Friday, March 19, 2010

Feeding My Need to Feed

There are few things I enjoy more than making a meal for my friends or family. I love to put a plate of food in front of someone only to hear a few minutes later between bites "This is sooooo goooood....." There are all sorts of different reason that I like to cook for different people. I like to cook for my Mom because I can see that she is truly impressed that the little chef that managed to get pudding on her kitchen ceiling (during one of my earliest attempts at baking) is now an accomplished cook that can whip up healthy and delicious food. I like to cook for my husband because, well, I love my husband and for me there is no better way to show him how much I care. But, of all the people I've cooked and baked for, my all time favorite is my friend Mansur. Mansur went to college with Dan and we were lucky enough to live near him for a short time when we moved to Philadelphia. We often had him over for dinner and I loved it because Mansur genuinely appreciated that I cooked for him and he loves food - not to mention, he's just good company. Whether I made him filet mignon or a grilled cheese sandwich he was always excited. One time I made grilled steaks with a Gorgonzola sauce and we all three ate so much that we ended up laying on our floor in agony (or ecstasy, depending on how you look at) for the rest of the night moaning about how full we were.

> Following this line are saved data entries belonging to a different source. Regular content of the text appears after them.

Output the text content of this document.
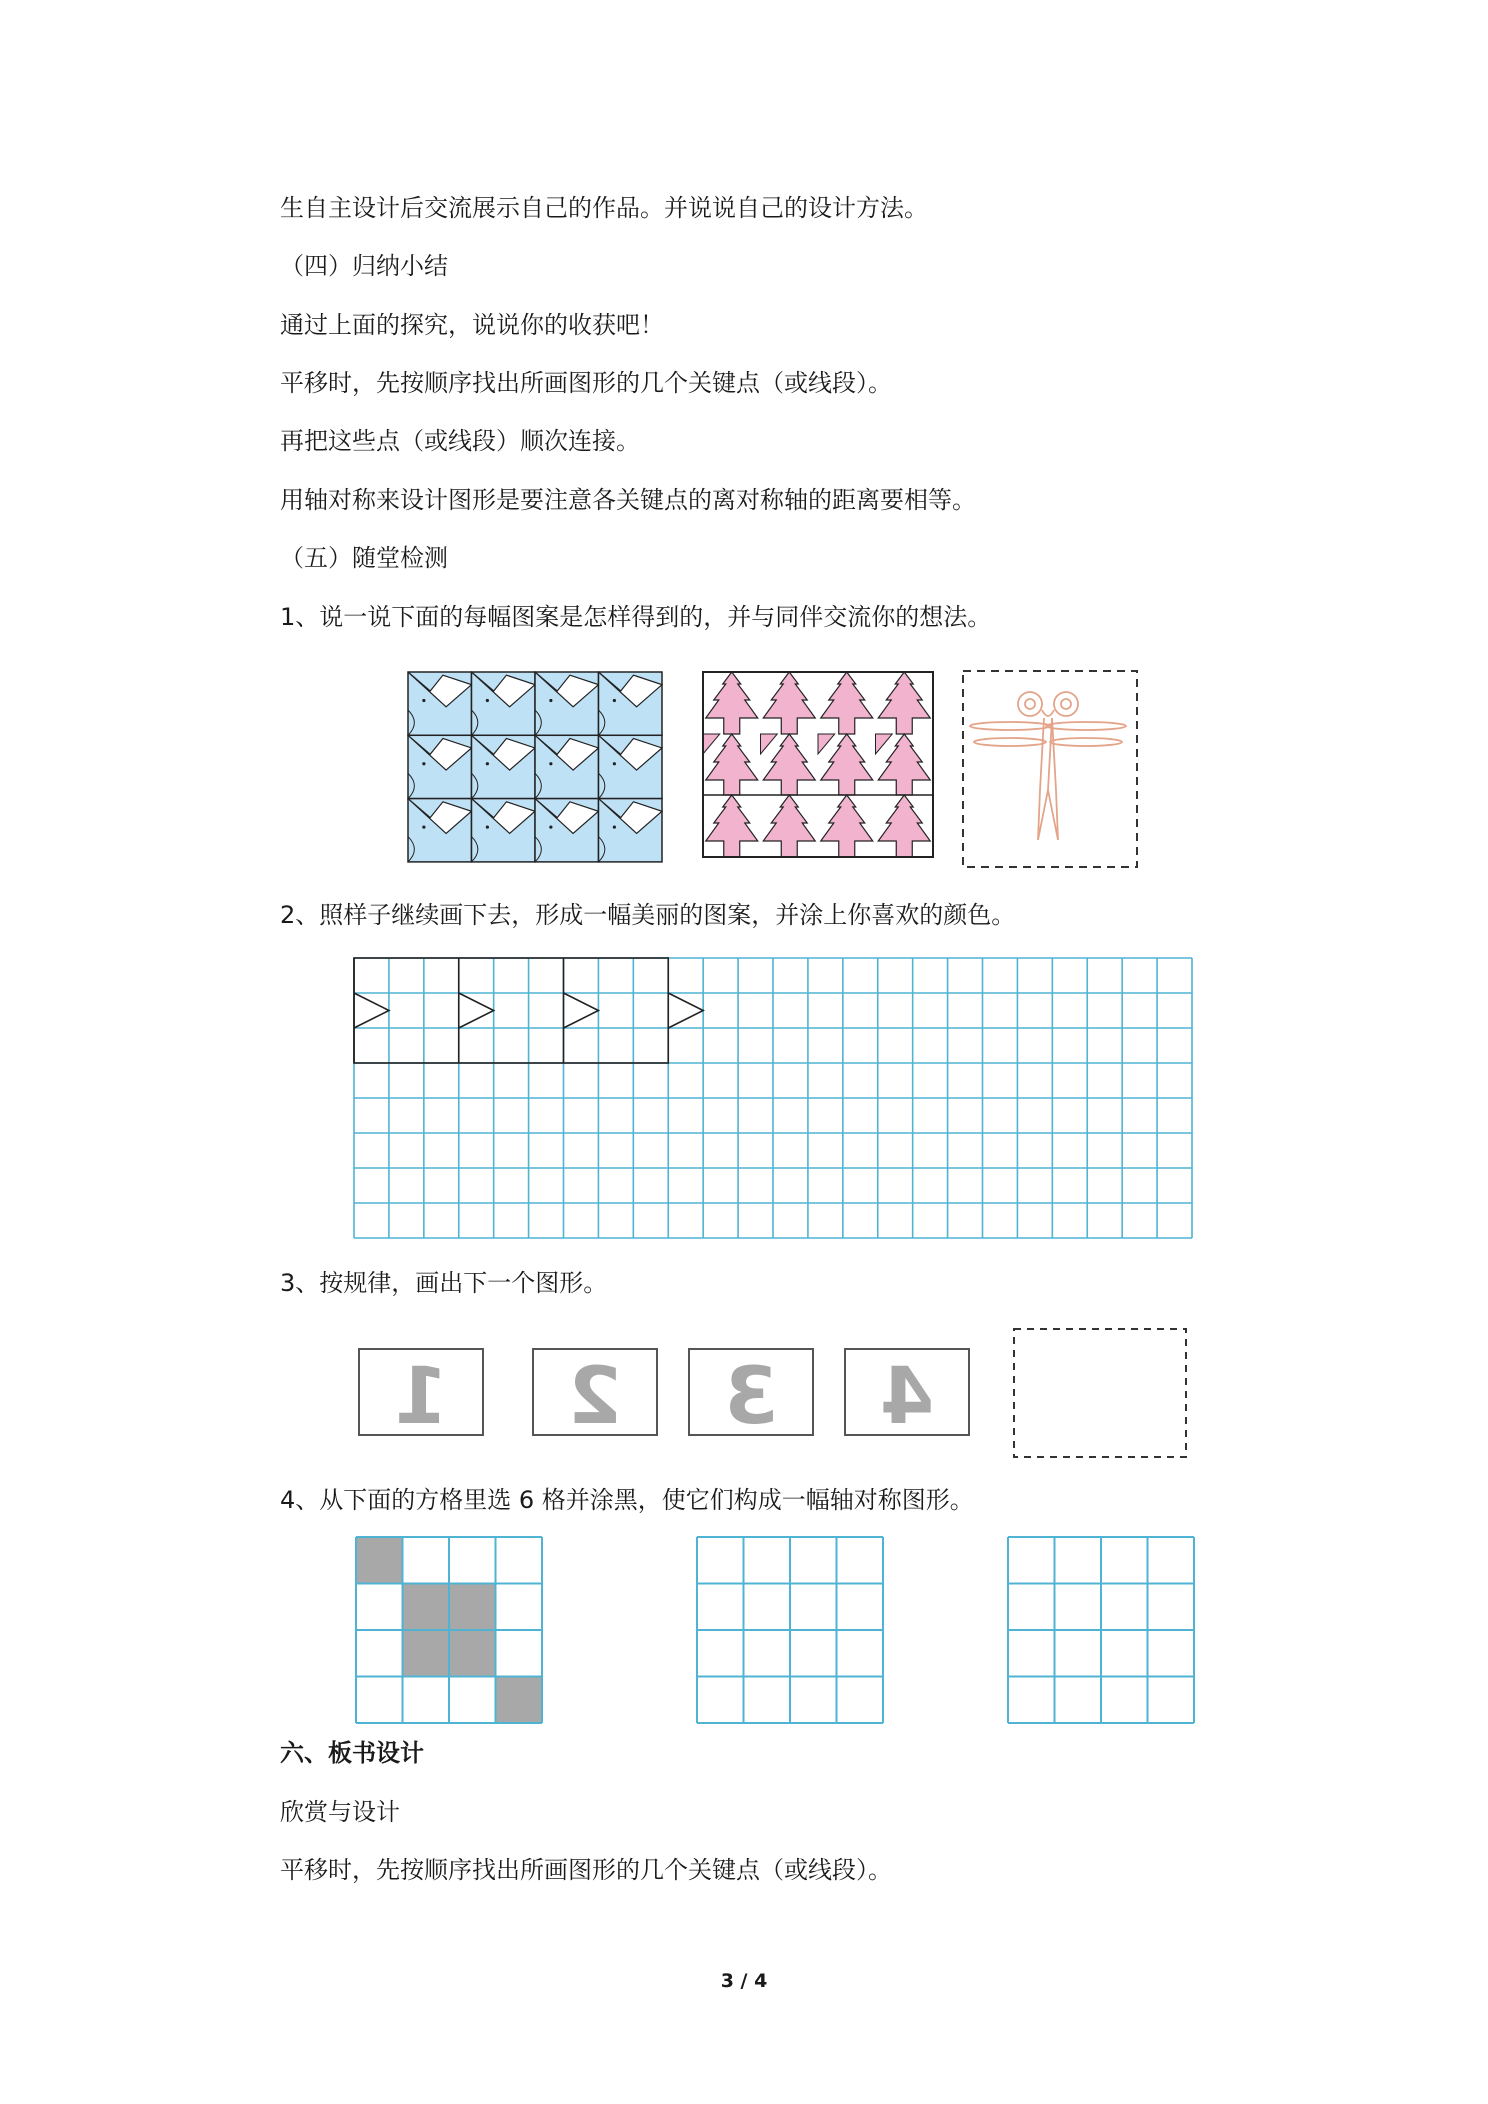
生自主设计后交流展示自己的作品。并说说自己的设计方法。
（四）归纳小结
通过上面的探究，说说你的收获吧！
平移时，先按顺序找出所画图形的几个关键点（或线段）。
再把这些点（或线段）顺次连接。
用轴对称来设计图形是要注意各关键点的离对称轴的距离要相等。
（五）随堂检测
1、说一说下面的每幅图案是怎样得到的，并与同伴交流你的想法。
2、照样子继续画下去，形成一幅美丽的图案，并涂上你喜欢的颜色。
3、按规律，画出下一个图形。
4、从下面的方格里选 6 格并涂黑，使它们构成一幅轴对称图形。
六、板书设计
欣赏与设计
平移时，先按顺序找出所画图形的几个关键点（或线段）。
3 / 4
1 2 3 4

Mansur has been on my mind this week because it's the middle of NCAA March Madness and every year we play in an online pool with him and some other friends for bracket supremacy. So, when I was pondering what to cook for dinner on Saturday night I was reminded of a meal I prepared for Mansur that he particularly liked. If memory serves - the first time I made this he and I finished the entire pan in one sitting. Venetian Shrimp & Scallops is a Rachel Ray recipe - so it can supposedly be made in 30 minutes or less. I think it takes closer to 45 but it depends on how much you have prepped before you start cooking. One thing is for sure - get lots of crusty bread for the table to soak up the delicious broth! This dish is similar to Cioppino but less expensive and much less time consuming. The recipe can be found here. It makes four servings but at times I have scaled it up to 9 servings with relative ease.